Наконец дверь сдалась.
В появившийся проём он просунул руку и с силой рванул дверь на себя. Перед ним возникла маленькая старушка. Сколько ей лет, на первой взгляд, трудно было определить. Можно было дать лет семьдесят или восемьдесят, а можно и девяносто, а то и все сто. Впавшие прозрачные глаза словно скрывались под низко надвинутым толстым зелёным платком. Сверху на платок была натянута какая-то выцветшая круглая шапочка непонятного цвета. Одной рукой она держалась за косяк стены, а второй опиралась об открытую дверь в избу. Она, казалось, висит на руках, ноги будто бы не её – как у ватной куклы, немного подвёрнуты назад и в разные стороны. Окинув всю её взглядом, Василич снова посмотрел на её маленькое морщинистое лицо, закутанное в плотное сукно. Только теперь он увидел, что по морщинам бегут слёзы.
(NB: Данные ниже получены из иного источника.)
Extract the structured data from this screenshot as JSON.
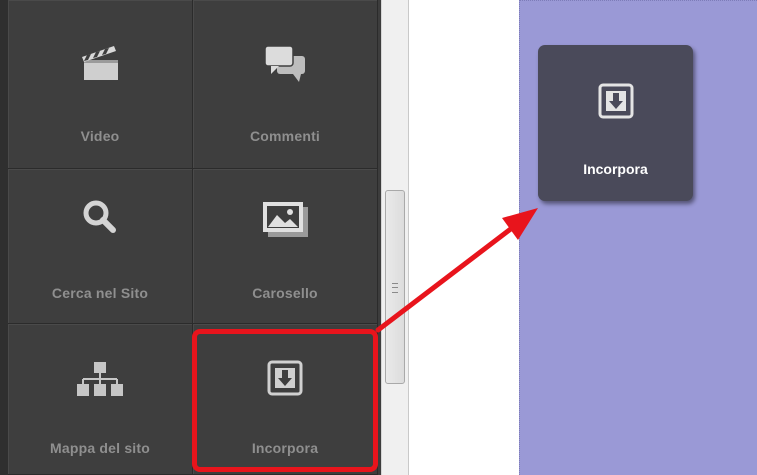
{
  "widgets": [
    {
      "label": "Video",
      "icon": "clapperboard-icon"
    },
    {
      "label": "Commenti",
      "icon": "speech-bubbles-icon"
    },
    {
      "label": "Cerca nel Sito",
      "icon": "magnifier-icon"
    },
    {
      "label": "Carosello",
      "icon": "image-carousel-icon"
    },
    {
      "label": "Mappa del sito",
      "icon": "sitemap-icon"
    },
    {
      "label": "Incorpora",
      "icon": "embed-icon"
    }
  ],
  "canvas": {
    "dropped_widget": {
      "label": "Incorpora",
      "icon": "embed-icon"
    }
  },
  "colors": {
    "panel_bg": "#3e3e3e",
    "tile_label": "#8f8f8f",
    "canvas_bg": "#9a99d6",
    "highlight": "#e8141c",
    "dropped_bg": "#4a4a5a"
  }
}
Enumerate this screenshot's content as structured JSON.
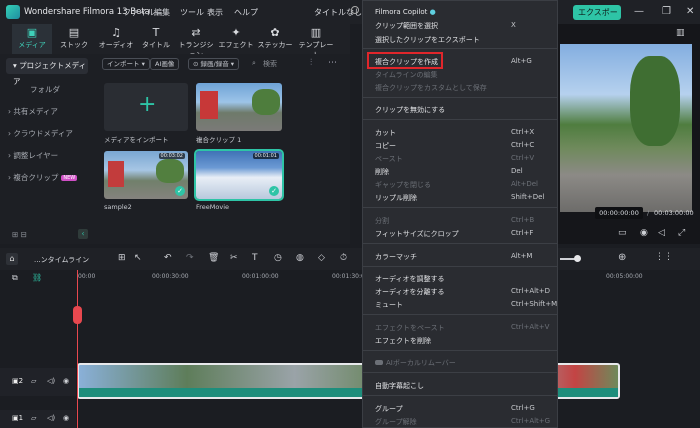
{
  "app": {
    "name": "Wondershare Filmora 13 Beta",
    "menus": [
      "ファイル",
      "編集",
      "ツール",
      "表示",
      "ヘルプ"
    ],
    "project_title": "タイトルなし",
    "export_label": "エクスポート"
  },
  "toolbar": {
    "tools": [
      "メディア",
      "ストック",
      "オーディオ",
      "タイトル",
      "トランジション",
      "エフェクト",
      "ステッカー",
      "テンプレート"
    ]
  },
  "sidebar": {
    "project_media": "プロジェクトメディア",
    "items": [
      "フォルダ",
      "共有メディア",
      "クラウドメディア",
      "調整レイヤー",
      "複合クリップ"
    ],
    "new_badge": "NEW"
  },
  "media": {
    "import_label": "インポート",
    "ai_label": "AI画像",
    "record_label": "録画/録音",
    "search_placeholder": "検索",
    "import_tile_label": "メディアをインポート",
    "clips": [
      {
        "name": "複合クリップ 1",
        "duration": ""
      },
      {
        "name": "sample2",
        "duration": "00:03:02"
      },
      {
        "name": "FreeMovie",
        "duration": "00:01:01"
      }
    ]
  },
  "preview": {
    "time_current": "00:00:00:00",
    "time_separator": "/",
    "time_total": "00:03:00:00"
  },
  "timeline": {
    "tab_label": "...ンタイムライン",
    "ruler": [
      "00:00",
      "00:00:30:00",
      "00:01:00:00",
      "00:01:30:00",
      "00:05:00:00"
    ]
  },
  "context_menu": {
    "items": [
      {
        "label": "Filmora Copilot",
        "shortcut": "",
        "disabled": false
      },
      {
        "label": "クリップ範囲を選択",
        "shortcut": "X",
        "disabled": false
      },
      {
        "label": "選択したクリップをエクスポート",
        "shortcut": "",
        "disabled": false
      },
      {
        "label": "複合クリップを作成",
        "shortcut": "Alt+G",
        "disabled": false,
        "highlighted": true
      },
      {
        "label": "タイムラインの編集",
        "shortcut": "",
        "disabled": true
      },
      {
        "label": "複合クリップをカスタムとして保存",
        "shortcut": "",
        "disabled": true
      },
      {
        "label": "クリップを無効にする",
        "shortcut": "",
        "disabled": false
      },
      {
        "label": "カット",
        "shortcut": "Ctrl+X",
        "disabled": false
      },
      {
        "label": "コピー",
        "shortcut": "Ctrl+C",
        "disabled": false
      },
      {
        "label": "ペースト",
        "shortcut": "Ctrl+V",
        "disabled": true
      },
      {
        "label": "削除",
        "shortcut": "Del",
        "disabled": false
      },
      {
        "label": "ギャップを閉じる",
        "shortcut": "Alt+Del",
        "disabled": true
      },
      {
        "label": "リップル削除",
        "shortcut": "Shift+Del",
        "disabled": false
      },
      {
        "label": "分割",
        "shortcut": "Ctrl+B",
        "disabled": true
      },
      {
        "label": "フィットサイズにクロップ",
        "shortcut": "Ctrl+F",
        "disabled": false
      },
      {
        "label": "カラーマッチ",
        "shortcut": "Alt+M",
        "disabled": false
      },
      {
        "label": "オーディオを調整する",
        "shortcut": "",
        "disabled": false
      },
      {
        "label": "オーディオを分離する",
        "shortcut": "Ctrl+Alt+D",
        "disabled": false
      },
      {
        "label": "ミュート",
        "shortcut": "Ctrl+Shift+M",
        "disabled": false
      },
      {
        "label": "エフェクトをペースト",
        "shortcut": "Ctrl+Alt+V",
        "disabled": true
      },
      {
        "label": "エフェクトを削除",
        "shortcut": "",
        "disabled": false
      },
      {
        "label": "AIボーカルリムーバー",
        "shortcut": "",
        "disabled": true
      },
      {
        "label": "自動字幕起こし",
        "shortcut": "",
        "disabled": false
      },
      {
        "label": "グループ",
        "shortcut": "Ctrl+G",
        "disabled": false
      },
      {
        "label": "グループ解除",
        "shortcut": "Ctrl+Alt+G",
        "disabled": true
      }
    ]
  },
  "colors": {
    "accent": "#2ec4a6",
    "highlight_border": "#e0262b",
    "playhead": "#e8484f"
  }
}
Бесшумно открывался сухой сморщенный рот, она хотела что-то сказать или закричать, но не могла, словно рыба, выброшенная из воды, глотала ртом воздух.
– Серё…Серё…Серёженька! Голубочек мой! Сынок! – наконец вырвалось у неё.
– Мама, здравствуй! – в дверь ввалился с портфелем, брошенным шофёром, Сергей Иванович.
– Сынок! – Груня оттолкнулась от двери, сделала по инерции два быстрых шага и упала на грудь сыну.
– Мама, ну что ты! Я здесь, я живой. Всё хорошо, – успокаивал её, не выпуская из рук портфеля, Сергей Иванович.
– Ой, Серёженька, наконец-то! Я уж думала: не доживу, не дождусь тебя, так и помру, не повидавши… А ты прилетел, мой соколик. Хороший мой… Ой, пойдём в дом, а то замёрзнешь. Как легко одет. Весь продрог, наверно. Мороз такой. Я сейчас лежанку растоплю. Пойдём! – причитала она сквозь слёзы, но впервые за долгие годы это были слёзы радости.
Гости зашли в дом. Их, привыкших каждый день видеть до блеска отполированный паркет, белоснежный кафель, считающих за обыденное позолоту люстр больших и маленьких залов, зеркальный мрамор коридоров, немного удивила обстановка в доме. Копоть, грязный некрашеный пол, чёрная паутина в пыльных углах. Древесный мусор у печки, старый замусоленный ватник, накинутый на разлохмаченную верёвку вдоль печки – всё это было непривычно. Маленькая лампочка под потолком, не более сорока ватт, только усугубляла первое впечатление своим тяжёлым, тусклым светом. Это, конечно, не хрустальная люстра в их городских квартирах.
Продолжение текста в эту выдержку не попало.